No entanto, de acordo com a Europol, 249 ataques terroristas vinculados a diferentes grupos separatistas ou extremistas religiosos de todo tipo foram contabilizados em 2010, 84 deles na França, o país só fica atrás da Espanha, com 90 casos. Ao todo, 179 pessoas foram detidas por terrorismo islâmico no último ano, 50% a mais que em 2009. Como nos anos precedentes, originários do norte da África representam um terço deles.
Em maio desse ano, apesar da morte de Bin Laden, o governo francês negou a diminuição do risco de atentados. A eliminação do terrorista mais procurado do mundo foi tida como um ato de justiça, pelo presidente americano Barack Obama e como o emblema do fim de um ciclo que poderia se fechar com a retirada das tropas americanas do Iraque e do Afeganistão.
Islamofobia
“A discriminação na França não é apenas étnica ou racial, mas religiosa”, afirma Martinez-Gros. O uso de símbolos religiosos é interpretado como um sinal de não integração. O sociólogo francês, Vincent Geisser, em seu livro La nouvelle Islamophobie, fala do aumento de atos islamofóbico no país. Os mulçumanos são especialmente atingidos por questões sociais, 29,5% deles estão desempregados, o número é o dobro da media nacional.

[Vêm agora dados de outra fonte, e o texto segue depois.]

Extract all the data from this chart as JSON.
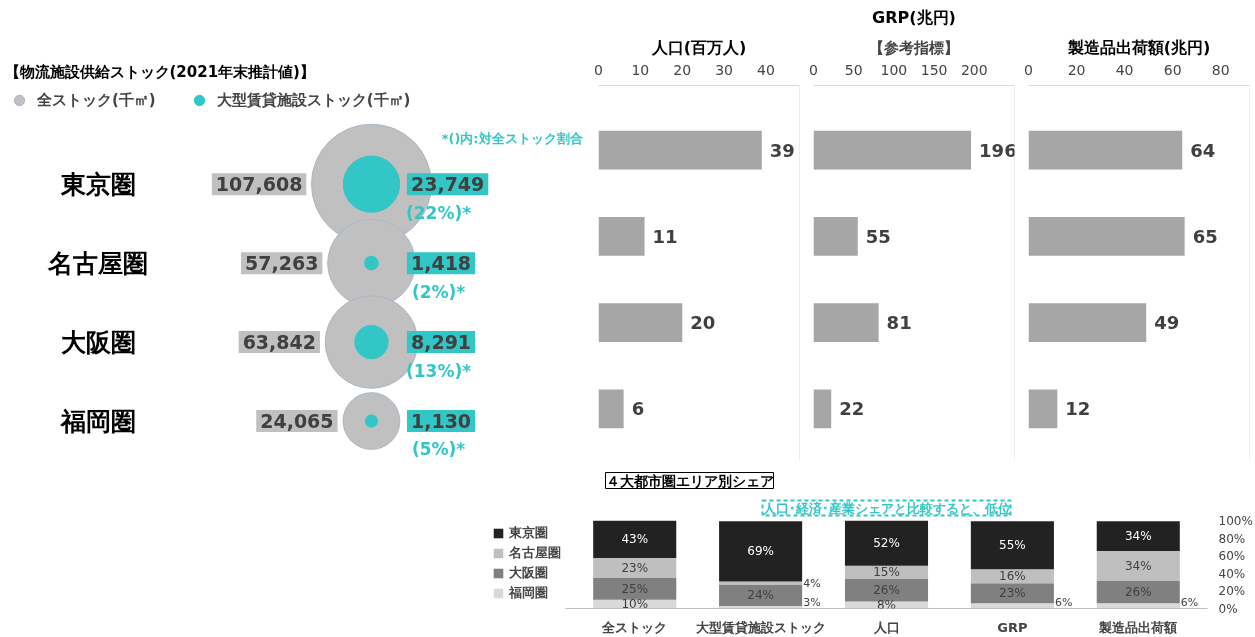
{
  "chart_data": [
    {
      "type": "other",
      "title": "【物流施設供給ストック(2021年末推計値)】",
      "categories": [
        "東京圏",
        "名古屋圏",
        "大阪圏",
        "福岡圏"
      ],
      "legend": "top",
      "data_labels": true,
      "series": [
        {
          "name": "全ストック(千㎡)",
          "color": "#c0c0c0",
          "values": [
            107608,
            57263,
            63842,
            24065
          ],
          "value_labels": [
            "107,608",
            "57,263",
            "63,842",
            "24,065"
          ]
        },
        {
          "name": "大型賃貸施設ストック(千㎡)",
          "color": "#33c6c6",
          "values": [
            23749,
            1418,
            8291,
            1130
          ],
          "value_labels": [
            "23,749",
            "1,418",
            "8,291",
            "1,130"
          ]
        }
      ],
      "annotations": [
        "*()内:対全ストック割合",
        {
          "text": "(22%)*",
          "y": "東京圏"
        },
        {
          "text": "(2%)*",
          "y": "名古屋圏"
        },
        {
          "text": "(13%)*",
          "y": "大阪圏"
        },
        {
          "text": "(5%)*",
          "y": "福岡圏"
        }
      ]
    },
    {
      "type": "bar",
      "orientation": "horizontal",
      "title": "人口(百万人)",
      "categories": [
        null,
        null,
        null,
        null
      ],
      "values": [
        39,
        11,
        20,
        6
      ],
      "color": "#a6a6a6",
      "xlim": [
        0,
        48
      ],
      "xticks": [
        0,
        10,
        20,
        30,
        40
      ],
      "tick_labels": "x",
      "data_labels": true
    },
    {
      "type": "bar",
      "orientation": "horizontal",
      "title": "GRP(兆円)",
      "categories": [
        null,
        null,
        null,
        null
      ],
      "values": [
        196,
        55,
        81,
        22
      ],
      "color": "#a6a6a6",
      "xlim": [
        0,
        250
      ],
      "xticks": [
        0,
        50,
        100,
        150,
        200
      ],
      "tick_labels": "x",
      "data_labels": true,
      "annotations": [
        "【参考指標】"
      ]
    },
    {
      "type": "bar",
      "orientation": "horizontal",
      "title": "製造品出荷額(兆円)",
      "categories": [
        null,
        null,
        null,
        null
      ],
      "values": [
        64,
        65,
        49,
        12
      ],
      "color": "#a6a6a6",
      "xlim": [
        0,
        92
      ],
      "xticks": [
        0,
        20,
        40,
        60,
        80
      ],
      "tick_labels": "x",
      "data_labels": true
    },
    {
      "type": "bar",
      "stacked": true,
      "title": "４大都市圏エリア別シェア",
      "categories": [
        "全ストック",
        "大型賃貸施設ストック",
        "人口",
        "GRP",
        "製造品出荷額"
      ],
      "legend": "left",
      "ylim": [
        0,
        101
      ],
      "yticks": [
        {
          "value": 0,
          "label": "0%"
        },
        {
          "value": 20,
          "label": "20%"
        },
        {
          "value": 40,
          "label": "40%"
        },
        {
          "value": 60,
          "label": "60%"
        },
        {
          "value": 80,
          "label": "80%"
        },
        {
          "value": 100,
          "label": "100%"
        }
      ],
      "series": [
        {
          "name": "福岡圏",
          "color": "#d9d9d9",
          "values": [
            10,
            3,
            8,
            6,
            6
          ],
          "value_labels": [
            "10%",
            "3%",
            "8%",
            "6%",
            "6%"
          ]
        },
        {
          "name": "大阪圏",
          "color": "#808080",
          "values": [
            25,
            24,
            26,
            23,
            26
          ],
          "value_labels": [
            "25%",
            "24%",
            "26%",
            "23%",
            "26%"
          ]
        },
        {
          "name": "名古屋圏",
          "color": "#bfbfbf",
          "values": [
            23,
            4,
            15,
            16,
            34
          ],
          "value_labels": [
            "23%",
            "4%",
            "15%",
            "16%",
            "34%"
          ]
        },
        {
          "name": "東京圏",
          "color": "#222222",
          "values": [
            43,
            69,
            52,
            55,
            34
          ],
          "value_labels": [
            "43%",
            "69%",
            "52%",
            "55%",
            "34%"
          ]
        }
      ],
      "annotations": [
        "人口･経済･産業シェアと比較すると、低位"
      ]
    }
  ]
}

“Nunca falou-se tanto em Islã como depois dos atentados. O fenômeno islâmico na França se banalizou, ao mesmo tempo que houve um movimento de crítica, distanciamento e desconfiança sobre a questão religiosa”, diz Amghar. Ele defende que existe na Europa o mito do “Islã conquistador”. A ameaça de que poderia haver uma conversão dos mulçumanos franceses, que entrariam nos partidos políticos e no final, criariam um estado islâmico. Em abril de 2011, a interdição da Burca, véu integral, em lugares públicos reacendeu o debate sobre a integração dos mulçumanos no país.